Online Security Advice

Rev. Mar 8th 2021

Many small businesses are very reliant on technology but don’t have the resources for an extensive cybersecurity plan. Below are eight relatively easy steps that small businesses can take to greatly enhance cybersecurity and reduce cyber risk. Remember, in cybersecurity, you don’t have to outrun the bear, just outrun the business next to you.

Step 1. Limit Access
Keep networking equipment behind locked doors or cabinets. Make this equipment accessible to authorized individuals only. Password protect all computers.

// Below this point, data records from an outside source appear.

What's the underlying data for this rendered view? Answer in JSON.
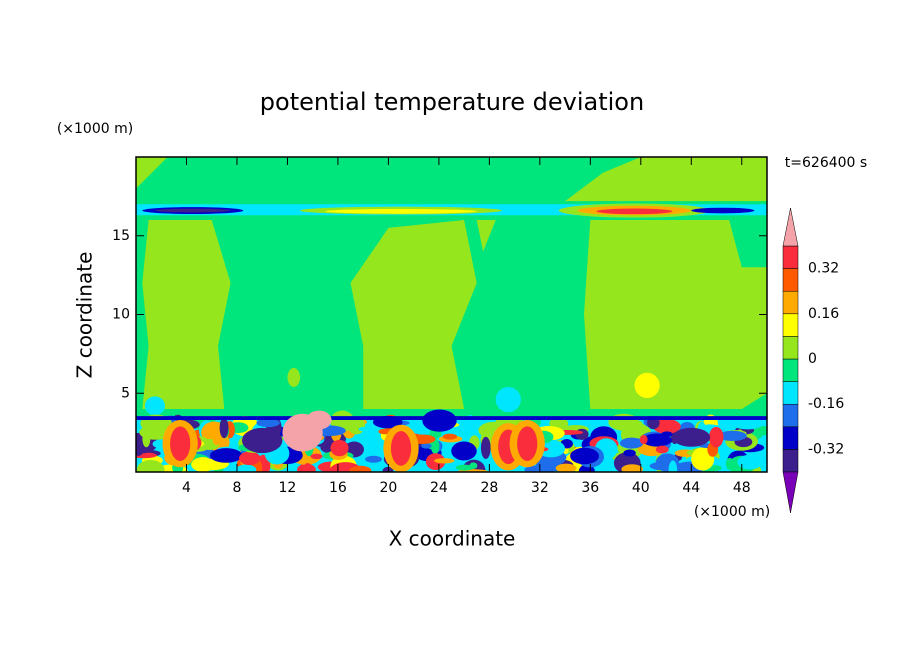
{
  "chart_data": {
    "type": "contour",
    "title": "potential temperature deviation",
    "x_label": "X coordinate",
    "y_label": "Z coordinate",
    "x_unit": "(×1000 m)",
    "y_unit": "(×1000 m)",
    "time_label": "t=626400 s",
    "xlim": [
      0,
      50
    ],
    "ylim": [
      0,
      20
    ],
    "xticks": [
      4,
      8,
      12,
      16,
      20,
      24,
      28,
      32,
      36,
      40,
      44,
      48
    ],
    "yticks": [
      5,
      10,
      15
    ],
    "levels": [
      -0.4,
      -0.32,
      -0.24,
      -0.16,
      -0.08,
      0,
      0.08,
      0.16,
      0.24,
      0.32,
      0.4
    ],
    "colors": [
      "#7a00b8",
      "#3c1e8c",
      "#0000c8",
      "#1e6eeb",
      "#00e6ff",
      "#00e67c",
      "#96e61e",
      "#ffff00",
      "#ffaa00",
      "#ff5a00",
      "#fa2d3c",
      "#f4a3a8"
    ],
    "colorbar_ticks": [
      -0.32,
      -0.16,
      0,
      0.16,
      0.32
    ]
  }
}
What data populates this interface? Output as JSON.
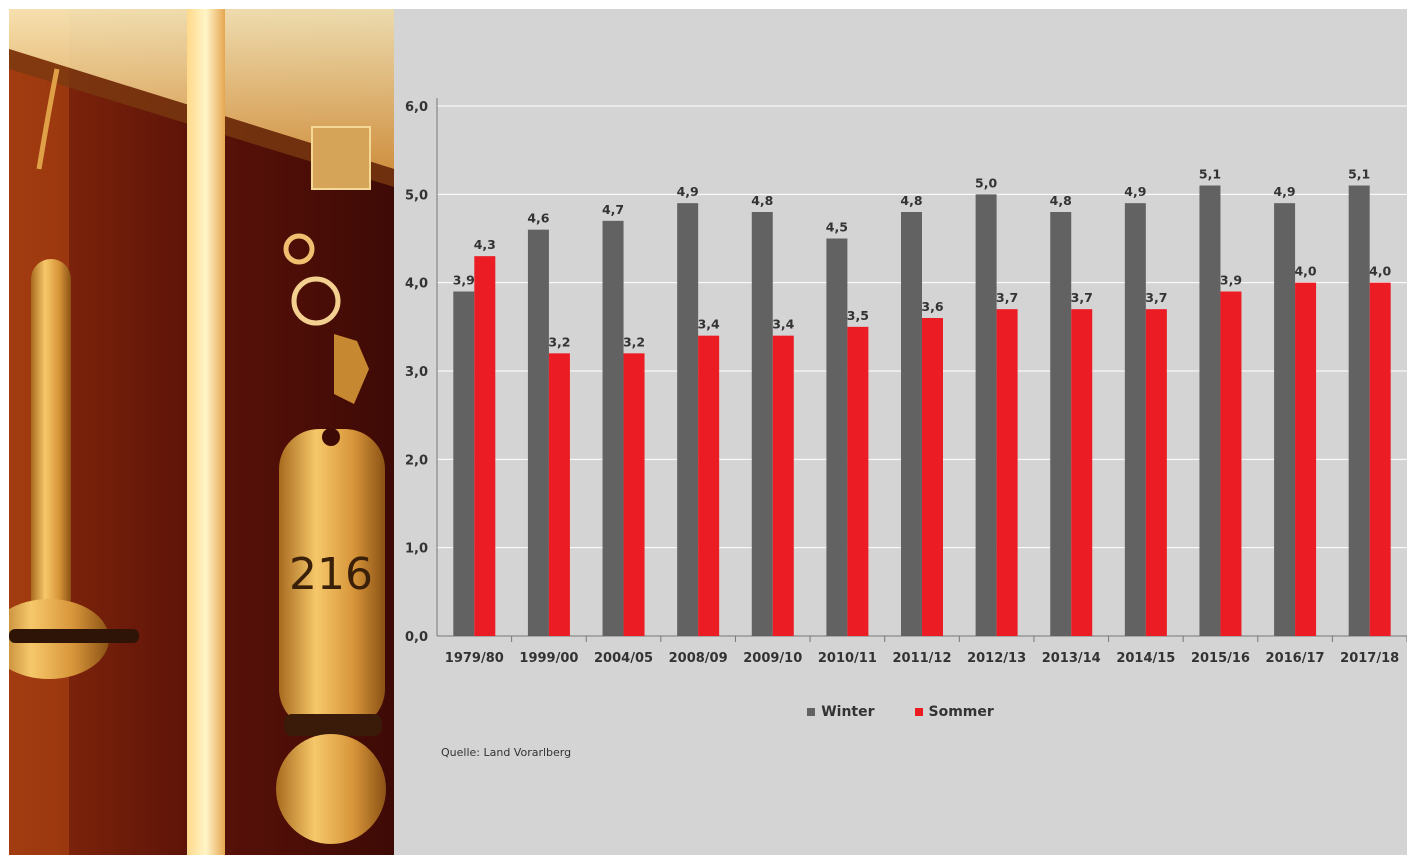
{
  "photo": {
    "key_tag_number": "216",
    "door_plate_number": "216"
  },
  "chart_data": {
    "type": "bar",
    "categories": [
      "1979/80",
      "1999/00",
      "2004/05",
      "2008/09",
      "2009/10",
      "2010/11",
      "2011/12",
      "2012/13",
      "2013/14",
      "2014/15",
      "2015/16",
      "2016/17",
      "2017/18"
    ],
    "series": [
      {
        "name": "Winter",
        "color": "#626262",
        "values": [
          3.9,
          4.6,
          4.7,
          4.9,
          4.8,
          4.5,
          4.8,
          5.0,
          4.8,
          4.9,
          5.1,
          4.9,
          5.1
        ],
        "labels": [
          "3,9",
          "4,6",
          "4,7",
          "4,9",
          "4,8",
          "4,5",
          "4,8",
          "5,0",
          "4,8",
          "4,9",
          "5,1",
          "4,9",
          "5,1"
        ]
      },
      {
        "name": "Sommer",
        "color": "#ec1c24",
        "values": [
          4.3,
          3.2,
          3.2,
          3.4,
          3.4,
          3.5,
          3.6,
          3.7,
          3.7,
          3.7,
          3.9,
          4.0,
          4.0
        ],
        "labels": [
          "4,3",
          "3,2",
          "3,2",
          "3,4",
          "3,4",
          "3,5",
          "3,6",
          "3,7",
          "3,7",
          "3,7",
          "3,9",
          "4,0",
          "4,0"
        ]
      }
    ],
    "yticks": [
      {
        "value": 0,
        "label": "0,0"
      },
      {
        "value": 1,
        "label": "1,0"
      },
      {
        "value": 2,
        "label": "2,0"
      },
      {
        "value": 3,
        "label": "3,0"
      },
      {
        "value": 4,
        "label": "4,0"
      },
      {
        "value": 5,
        "label": "5,0"
      },
      {
        "value": 6,
        "label": "6,0"
      }
    ],
    "ylim": [
      0,
      6
    ],
    "grid": true,
    "legend_position": "bottom-center",
    "source": "Quelle: Land Vorarlberg"
  }
}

Step 2. Password Integrity
Require passwords that include letters, numbers, symbols, case sensitivity, and length. Passwords should be changed often and not allowed to repeat.

Step 3. Email Security
Email can be hacked so that faked emails will appear to be from within your organization. Spam filtering software and locking down your email server, Gmail, or Office 365 settings can help secure your email. Lock your email so only authenticated users (your employees and trusted partners) can send email from your organization. If you are going to allow access to email through the web portal, then require two-factor authentication (i.e. password + a text message, etc.). Office 365 and Gmail both have this feature, and it is not difficult to configure.

Step 4. Secure Wi-Fi
Unsecured Wi-Fi keeps your network open to hackers, so rotate Wi-Fi passwords. Segment guest and corporate wireless networks to ensure network security and consider limiting guest network session lengths.

Step 5. Create Security Policies
Security policies are useless unless documented. Document security requirements (like those listed above) needed to keep your information and employees safe, then test and implement.

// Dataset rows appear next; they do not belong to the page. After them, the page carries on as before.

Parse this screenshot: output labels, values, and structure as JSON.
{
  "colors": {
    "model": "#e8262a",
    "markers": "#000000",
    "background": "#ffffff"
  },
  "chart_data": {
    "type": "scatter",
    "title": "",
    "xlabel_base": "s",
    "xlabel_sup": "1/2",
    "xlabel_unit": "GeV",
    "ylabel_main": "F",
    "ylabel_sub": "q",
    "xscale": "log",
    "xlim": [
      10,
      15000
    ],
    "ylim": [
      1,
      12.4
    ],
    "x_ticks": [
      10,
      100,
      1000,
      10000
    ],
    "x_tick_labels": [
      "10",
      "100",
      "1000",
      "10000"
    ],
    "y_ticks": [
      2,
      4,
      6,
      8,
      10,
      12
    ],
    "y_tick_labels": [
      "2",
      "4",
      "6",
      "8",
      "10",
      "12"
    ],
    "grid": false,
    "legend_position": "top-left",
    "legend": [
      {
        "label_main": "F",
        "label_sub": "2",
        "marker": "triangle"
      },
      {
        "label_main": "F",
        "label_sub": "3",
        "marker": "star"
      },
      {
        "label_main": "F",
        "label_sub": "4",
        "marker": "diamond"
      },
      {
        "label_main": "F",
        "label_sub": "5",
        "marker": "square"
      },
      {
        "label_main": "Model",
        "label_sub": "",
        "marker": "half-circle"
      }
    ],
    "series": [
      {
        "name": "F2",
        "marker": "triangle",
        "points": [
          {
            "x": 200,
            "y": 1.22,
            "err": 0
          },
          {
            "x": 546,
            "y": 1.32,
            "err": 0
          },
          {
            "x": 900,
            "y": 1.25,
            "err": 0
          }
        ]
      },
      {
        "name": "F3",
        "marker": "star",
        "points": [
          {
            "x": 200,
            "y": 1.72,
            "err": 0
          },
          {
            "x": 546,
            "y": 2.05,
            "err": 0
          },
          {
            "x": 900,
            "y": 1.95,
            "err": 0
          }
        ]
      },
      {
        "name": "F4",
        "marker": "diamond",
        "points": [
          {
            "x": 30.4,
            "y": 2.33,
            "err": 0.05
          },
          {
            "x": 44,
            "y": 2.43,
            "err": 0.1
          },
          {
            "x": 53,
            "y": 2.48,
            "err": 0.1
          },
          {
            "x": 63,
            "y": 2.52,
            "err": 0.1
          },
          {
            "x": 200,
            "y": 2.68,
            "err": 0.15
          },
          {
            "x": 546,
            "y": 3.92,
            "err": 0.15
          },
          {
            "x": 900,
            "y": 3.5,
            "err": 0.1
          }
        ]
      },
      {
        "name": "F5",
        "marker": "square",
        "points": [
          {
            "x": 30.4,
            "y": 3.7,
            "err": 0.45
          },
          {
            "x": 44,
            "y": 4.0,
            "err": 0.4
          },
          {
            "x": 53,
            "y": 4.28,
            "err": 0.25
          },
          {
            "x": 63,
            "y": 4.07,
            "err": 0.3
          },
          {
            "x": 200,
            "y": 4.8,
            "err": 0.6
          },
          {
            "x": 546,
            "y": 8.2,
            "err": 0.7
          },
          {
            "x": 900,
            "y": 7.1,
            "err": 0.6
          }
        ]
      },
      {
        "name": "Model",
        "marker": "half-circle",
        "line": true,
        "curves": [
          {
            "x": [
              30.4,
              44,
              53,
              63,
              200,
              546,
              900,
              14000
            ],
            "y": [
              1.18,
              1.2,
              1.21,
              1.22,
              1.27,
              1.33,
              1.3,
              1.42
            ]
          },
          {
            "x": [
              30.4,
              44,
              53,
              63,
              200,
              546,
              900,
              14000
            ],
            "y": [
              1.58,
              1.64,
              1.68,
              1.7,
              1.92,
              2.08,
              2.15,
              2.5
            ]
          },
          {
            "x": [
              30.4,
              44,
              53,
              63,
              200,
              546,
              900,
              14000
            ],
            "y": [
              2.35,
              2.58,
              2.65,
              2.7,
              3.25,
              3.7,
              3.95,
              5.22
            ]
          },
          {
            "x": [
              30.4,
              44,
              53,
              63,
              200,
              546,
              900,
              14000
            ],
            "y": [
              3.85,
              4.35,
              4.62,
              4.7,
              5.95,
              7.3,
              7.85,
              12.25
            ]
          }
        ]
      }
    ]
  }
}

Step 6. Educate and Hold Employees Accountable
Clear expectations go a long way. Your employees should know your security policies and why they exist. Hold meetings to review new policies so your employees understand that this is an important area. Talk about email or text scams so that everyone is aware. Try to create an environment where your employees know they can tell you if they think they have clicked or downloaded something that is not safe. You don’t want your employees to be afraid to tell you they made a mistake.

Step 7. Backup Data
Data backup is your safety net. Have a system in place for your IT infrastructure backups and test them. Cloud-based or on-premise, you can handle backups and data storage yourself or have them managed for you. Managed solutions are typically priced by the size of your files and have the advantage of being off-premise. A more budget-friendly and easy backup method, especially for smaller shops, is to purchase a USB hard drive (Walmart, Best Buy, etc.) and use free software such as Backupper or Cobian (there are many of these available) to replicate your files daily or weekly.

Step 8. Cover the Basics: Anti-Virus, Firewall, Anti-Spyware, Encryption, and Anti-Malware
Proper network equipment and components are important to keep you secure. You want appropriate, consistent ways to secure endpoints and keep an eye on them. Options exist to manage, check, and patch end-point software all from one console. Free software packages are typically packed with ads or even malware. This is one area where paying $25-$35 a year per device probably makes sense. The effectiveness and efficiency of these programs tends to change, so it is a good area to look at annually. This year, my personal favorites are ESET or Bullguard.

From there, maintain, maintain, maintain. Your systems are only as secure as your last patch, update, and end users. Use only software that’s in active development or currently supported. Keep track of technology inventory and life cycle. Whether you handle this in-house or outsource it, run patches and upgrade regularly.